Deze keer ging de discussie over de samenstelling van ons voedsel. Wij hebben weliswaar zelf de keuze wat wij eten, maar niet de keuze hoe bepaalde producten worden gefabriceerd. Om ons zo gezond mogelijk te kunnen laten eten, heeft Minister Schippers van Volksgezondheid, Welzijn en Sport, afspraken gemaakt met het bedrijfsleven over de vermindering van de hoeveelheid zout, vet en suiker in kant en klare producten. Bedrijven zien ook hoe veel consumenten steeds meer bezig zijn met gezond eten en willen hier best afspraken over maken. Maar voor sommigen gaan deze afspraken lang niet ver genoeg. Zij willen het liefst in de wet vastleggen hoe producenten hun soepen, sausjes of koekjes moeten maken.
Probleem is alleen dat de overheid natuurlijk geen controle heeft over de hoeveelheid soepjes, sausjes of koekjes die wij vervolgens eten! En dat is maar goed ook. Het zou toch een rare gewaarwording zijn als je straks bij de kassa van de supermarkt langs de suikerpolitie of de koekjescontrole moet!
Wat is de rol van de overheid dan wel? Wat mij betreft is het goed dat Minister Schippers met producten van voedsel rond de tafel is gaan zitten. Je kunt zout of suiker immers beter achteraf toevoegen, dan dat je het eruit moet halen. Nog los van het feit dat ik niet zou weten hoe ;-). Verder kan de overheid consumenten voorlichten over gezonde voeding. Maar voorlichten is nadrukkelijk iets anders dan voorschrijven hoe en hoeveel wij mogen eten!
Mensen hebben zelf de verantwoordelijkheid om al dan niet gezond te eten. Zelfs als het om onverantwoorde keuzes gaat. De overheid kan er hooguit voor zorgen dat consumenten op de hoogte zijn van de samenstelling van producten en helpen gezonde producten extra onder de aandacht te brengen, bijvoorbeeld met campagnes als “Kies bewust!”. En natuurlijk heeft de overheid een verantwoordelijkheid als het gaat om het aanbieden van gezonde voeding op scholen.

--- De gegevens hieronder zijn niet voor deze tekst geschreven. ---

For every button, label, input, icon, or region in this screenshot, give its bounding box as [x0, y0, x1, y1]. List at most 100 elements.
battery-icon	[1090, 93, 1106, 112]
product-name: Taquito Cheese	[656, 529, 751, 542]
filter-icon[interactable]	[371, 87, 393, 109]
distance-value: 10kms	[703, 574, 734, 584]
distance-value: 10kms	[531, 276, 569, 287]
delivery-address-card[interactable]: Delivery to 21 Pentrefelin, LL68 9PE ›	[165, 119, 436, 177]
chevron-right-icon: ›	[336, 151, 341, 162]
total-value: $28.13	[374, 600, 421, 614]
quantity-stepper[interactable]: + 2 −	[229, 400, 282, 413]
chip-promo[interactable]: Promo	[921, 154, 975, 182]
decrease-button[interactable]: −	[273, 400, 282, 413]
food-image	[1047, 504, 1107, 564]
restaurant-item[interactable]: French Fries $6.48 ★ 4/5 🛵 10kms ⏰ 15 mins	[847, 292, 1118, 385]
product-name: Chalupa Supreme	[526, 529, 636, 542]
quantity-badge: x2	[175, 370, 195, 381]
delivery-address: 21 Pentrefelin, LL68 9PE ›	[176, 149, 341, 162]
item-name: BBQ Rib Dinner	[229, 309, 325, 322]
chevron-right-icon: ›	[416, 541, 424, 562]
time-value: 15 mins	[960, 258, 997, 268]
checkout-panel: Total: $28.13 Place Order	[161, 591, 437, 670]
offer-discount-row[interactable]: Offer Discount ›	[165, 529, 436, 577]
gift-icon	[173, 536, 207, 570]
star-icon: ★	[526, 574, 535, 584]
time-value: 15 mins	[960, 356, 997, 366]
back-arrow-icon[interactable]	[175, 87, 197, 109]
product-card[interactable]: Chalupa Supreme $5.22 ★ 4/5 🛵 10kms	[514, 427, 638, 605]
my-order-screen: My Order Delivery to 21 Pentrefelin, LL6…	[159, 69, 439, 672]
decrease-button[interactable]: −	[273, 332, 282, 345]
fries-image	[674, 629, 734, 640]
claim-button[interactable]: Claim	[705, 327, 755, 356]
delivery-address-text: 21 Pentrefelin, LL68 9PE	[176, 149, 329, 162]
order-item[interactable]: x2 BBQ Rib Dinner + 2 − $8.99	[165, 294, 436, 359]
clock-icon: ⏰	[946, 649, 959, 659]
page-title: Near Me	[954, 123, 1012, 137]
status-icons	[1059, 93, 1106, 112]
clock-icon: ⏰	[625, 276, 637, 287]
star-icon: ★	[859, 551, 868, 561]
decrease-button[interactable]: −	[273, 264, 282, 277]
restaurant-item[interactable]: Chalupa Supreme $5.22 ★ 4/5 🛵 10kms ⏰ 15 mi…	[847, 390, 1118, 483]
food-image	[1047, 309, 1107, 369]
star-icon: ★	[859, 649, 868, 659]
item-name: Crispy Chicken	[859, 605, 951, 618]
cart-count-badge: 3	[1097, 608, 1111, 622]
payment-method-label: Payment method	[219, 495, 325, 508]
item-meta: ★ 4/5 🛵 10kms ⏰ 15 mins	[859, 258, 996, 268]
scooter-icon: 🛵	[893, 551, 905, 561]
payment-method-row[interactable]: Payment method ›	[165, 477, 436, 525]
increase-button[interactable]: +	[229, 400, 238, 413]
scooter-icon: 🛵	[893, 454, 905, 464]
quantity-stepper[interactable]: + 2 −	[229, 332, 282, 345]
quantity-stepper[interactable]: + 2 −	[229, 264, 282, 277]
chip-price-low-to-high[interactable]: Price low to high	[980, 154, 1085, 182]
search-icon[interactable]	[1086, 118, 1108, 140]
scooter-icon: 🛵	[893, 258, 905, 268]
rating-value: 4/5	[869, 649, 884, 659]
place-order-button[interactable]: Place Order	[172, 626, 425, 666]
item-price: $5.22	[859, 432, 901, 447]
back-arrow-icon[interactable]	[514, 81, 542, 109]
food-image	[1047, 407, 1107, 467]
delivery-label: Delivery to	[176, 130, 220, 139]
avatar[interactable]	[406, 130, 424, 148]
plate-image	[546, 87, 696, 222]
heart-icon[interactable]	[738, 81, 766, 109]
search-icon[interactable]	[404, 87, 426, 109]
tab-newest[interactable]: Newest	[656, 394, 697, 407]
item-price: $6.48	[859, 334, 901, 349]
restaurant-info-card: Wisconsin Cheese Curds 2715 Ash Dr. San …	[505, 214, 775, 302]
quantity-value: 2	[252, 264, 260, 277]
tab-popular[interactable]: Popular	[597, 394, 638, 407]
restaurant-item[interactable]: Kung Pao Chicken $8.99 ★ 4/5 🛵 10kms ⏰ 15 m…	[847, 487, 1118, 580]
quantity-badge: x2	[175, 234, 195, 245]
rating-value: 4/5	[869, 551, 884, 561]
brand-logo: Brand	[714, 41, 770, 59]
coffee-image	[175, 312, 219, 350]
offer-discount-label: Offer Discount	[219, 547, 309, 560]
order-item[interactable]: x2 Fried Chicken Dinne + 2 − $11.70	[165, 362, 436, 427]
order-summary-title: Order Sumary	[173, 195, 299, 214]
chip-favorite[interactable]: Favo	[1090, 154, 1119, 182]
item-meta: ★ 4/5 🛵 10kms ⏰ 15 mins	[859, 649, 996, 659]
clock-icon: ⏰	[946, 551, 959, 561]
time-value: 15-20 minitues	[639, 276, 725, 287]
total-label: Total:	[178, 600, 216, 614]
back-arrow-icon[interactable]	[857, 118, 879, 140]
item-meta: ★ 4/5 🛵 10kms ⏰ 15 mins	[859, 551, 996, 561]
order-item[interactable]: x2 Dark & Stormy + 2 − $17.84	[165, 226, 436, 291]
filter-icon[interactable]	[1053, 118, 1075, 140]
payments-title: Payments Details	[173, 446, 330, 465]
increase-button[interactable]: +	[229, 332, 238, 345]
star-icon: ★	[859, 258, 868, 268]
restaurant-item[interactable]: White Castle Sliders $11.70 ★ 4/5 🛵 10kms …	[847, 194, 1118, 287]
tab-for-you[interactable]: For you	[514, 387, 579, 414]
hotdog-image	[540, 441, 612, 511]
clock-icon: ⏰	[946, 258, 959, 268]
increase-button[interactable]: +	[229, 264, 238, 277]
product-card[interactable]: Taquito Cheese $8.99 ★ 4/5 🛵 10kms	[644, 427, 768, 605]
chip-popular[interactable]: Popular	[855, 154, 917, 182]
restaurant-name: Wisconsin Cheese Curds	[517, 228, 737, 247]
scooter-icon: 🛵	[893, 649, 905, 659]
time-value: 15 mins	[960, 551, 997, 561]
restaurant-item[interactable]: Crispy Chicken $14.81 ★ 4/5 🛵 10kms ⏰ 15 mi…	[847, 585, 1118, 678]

Daar houdt het wat mij betreft, wat liberalen betreft, op. Want wat voor de één onverantwoord is, hoeft dat voor de ander niet te zijn. Het gaat niet alleen om het feit dat er suiker, vet en zout in producten zit, maar ook om hoeveel iemand eet, wat hij of zij daarnaast eet en hoe de rest van het leven van die persoon eruit ziet. Wat mij betreft kan het niet zo zijn dat wij in de toekomst alleen een zak chips mogen afrekenen als we een lidmaatschap van de sportclub kunnen laten zien, komen er geen regels voor een maximum aantal ijsjes per week of een overheidsslot op het zoutvaatje. Voorlichten…. ok, voorschrijven… nou nee!